Tripolis. Die Zentrale der Sahara Bank liegt in einer kleinen Seitenstraße im Zentrum der libyschen Hauptstadt Tripolis. Nicht weit von der Allee des 1. September, die an den Tag erinnert, an dem Muammar al-Gaddafi durch einen Putsch gegen König Idris I. an die Macht kam. Für eine der fünf größten Geldinstitute Libyens, mit insgesamt 50 Filialen und 1600 Mitarbeitern, ist das Gebäude der Sahara Bank eher schmucklos. Eine heruntergekommene Steinfassade in Türkis. Selbst das Büro des Generalmanagers hat nichts vom Glanz westlicher Führungsetagen.

Abdelrasek al-Hamdi ist bester Laune: „Für mich hat die Welt neu begonnen. Ich arbeite in der Bank schon seit 26 Jahren. Aber für mich hat mein Job erst vor sechs Monaten, als die Revolution begann, einen neuen Sinn bekommen.“ Er setzt ein schelmisches Lächeln auf. Al-Hamdi trägt weder Anzug noch Krawatte wie Kollegen in vergleichbaren Positionen. Sein Hemd und die Hose haben deutlich Bügelspuren und sichtlich bessere Zeiten gesehen.
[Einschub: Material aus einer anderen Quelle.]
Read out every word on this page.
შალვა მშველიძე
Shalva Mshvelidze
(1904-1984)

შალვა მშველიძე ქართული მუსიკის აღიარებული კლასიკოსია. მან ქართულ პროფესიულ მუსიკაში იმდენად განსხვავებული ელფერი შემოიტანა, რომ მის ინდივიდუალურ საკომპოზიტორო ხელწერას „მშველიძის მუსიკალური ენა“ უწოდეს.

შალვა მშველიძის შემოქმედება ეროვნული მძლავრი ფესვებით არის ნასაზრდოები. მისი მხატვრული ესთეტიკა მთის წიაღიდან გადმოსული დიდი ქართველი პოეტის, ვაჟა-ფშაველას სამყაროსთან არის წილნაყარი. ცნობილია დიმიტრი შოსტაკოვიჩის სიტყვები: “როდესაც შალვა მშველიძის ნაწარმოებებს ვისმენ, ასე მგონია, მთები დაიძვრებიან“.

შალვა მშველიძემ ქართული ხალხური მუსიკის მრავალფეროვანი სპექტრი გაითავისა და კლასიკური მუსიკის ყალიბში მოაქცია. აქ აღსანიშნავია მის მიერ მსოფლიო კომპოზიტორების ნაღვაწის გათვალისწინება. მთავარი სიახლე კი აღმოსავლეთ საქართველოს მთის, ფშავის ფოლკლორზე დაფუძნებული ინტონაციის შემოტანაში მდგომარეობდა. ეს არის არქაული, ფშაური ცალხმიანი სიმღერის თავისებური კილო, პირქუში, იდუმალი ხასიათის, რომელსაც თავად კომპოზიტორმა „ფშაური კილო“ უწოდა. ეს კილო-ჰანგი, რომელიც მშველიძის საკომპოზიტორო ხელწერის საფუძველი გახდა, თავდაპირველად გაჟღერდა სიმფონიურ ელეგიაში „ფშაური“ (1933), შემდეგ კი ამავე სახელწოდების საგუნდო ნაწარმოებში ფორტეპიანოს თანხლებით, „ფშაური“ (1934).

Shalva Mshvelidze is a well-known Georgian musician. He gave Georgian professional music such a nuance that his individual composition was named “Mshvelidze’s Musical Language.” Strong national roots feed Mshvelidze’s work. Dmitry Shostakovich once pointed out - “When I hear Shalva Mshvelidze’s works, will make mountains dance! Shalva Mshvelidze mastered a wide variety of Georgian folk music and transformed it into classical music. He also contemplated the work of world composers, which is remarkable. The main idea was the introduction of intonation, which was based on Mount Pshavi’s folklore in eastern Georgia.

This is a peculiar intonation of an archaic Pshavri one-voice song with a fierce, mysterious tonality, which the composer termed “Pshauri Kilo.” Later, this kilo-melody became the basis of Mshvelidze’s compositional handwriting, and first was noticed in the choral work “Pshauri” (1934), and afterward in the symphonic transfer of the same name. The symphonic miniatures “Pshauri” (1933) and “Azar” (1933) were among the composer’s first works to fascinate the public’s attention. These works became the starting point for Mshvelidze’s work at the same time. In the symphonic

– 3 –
Im Lauf der Revolution hoben die Kunden der Sahara Bank insgesamt 200 Millionen Dinar (100 Millionen Euro) ab. „In Prinzip nicht viel Geld“, erklärt al-Hamdi. „Aber man muss bedenken, dass alle ausländischen Firmen abgezogen waren und auch das Geschäft der libyschen Firmen stillstand.“

Nach den ersten Unruhen in Tripolis vom 17. Februar limitierte das Regime Auszahlungen auf 500 Euro, um zu verhindern, dass die libyschen Banken ihre kompletten Bargeldreserven verlieren. Im März wurde der Höchstbetrag auf 1000 Euro hinaufgesetzt. „Wir waren nicht gefährdet“, meint al-Hamdi. „In unseren Tresoren liegen immer noch 7,5 Millionen Euro. Und jetzt gibt es wieder Einnahmen: Die Sicherheitslage ist stabil und alle Geschäfte haben geöffnet.“ Zudem kommen die Mitarbeiter ausländischer Firmen zurück, die vor dem Krieg geflohen sind. „Wie wir von der neuen Regierung wissen, werden diese Unternehmen ihre angefangenen Projekte beenden. Erst dann handelt man neue Verträge aus.“

„Gaddafi brauchte kein Konto“

Auf die Frage, ob Mitglieder der Gaddafi-Familie in seinem Institut Konten hatten, schmunzelt er zuerst süffisant, bevor er antwortet. Dann sagt er: „Bei uns gibt es keine Konten vom Regime oder dessen Vertretern. Was die Gaddafis betrifft, die hatten doch ihr ganzes Geld im Ausland. Und in Libyen hatten sie kein Konto nötig.“

Im ersten Moment ist das schwer vorstellbar. Selbst die Gaddafis brauchten Bargeld und das nicht zu knapp. Der 200 Fahrzeuge starke Konvoi der Gaddafi-Getreuen, der sich vor wenigen Tagen in Libyens südliches Nachbarland Niger abgesetzt hat, transportierte auch Gold und hohe Geldsummen. Das berichteten zumindest Vertreter des Übergangsrates, der nun die Macht in Libyen übernommen hat. Und der Übergangsrat vermutet, dass auch Gaddafi selbst über die Grenze nach Süden zu gelangen versucht.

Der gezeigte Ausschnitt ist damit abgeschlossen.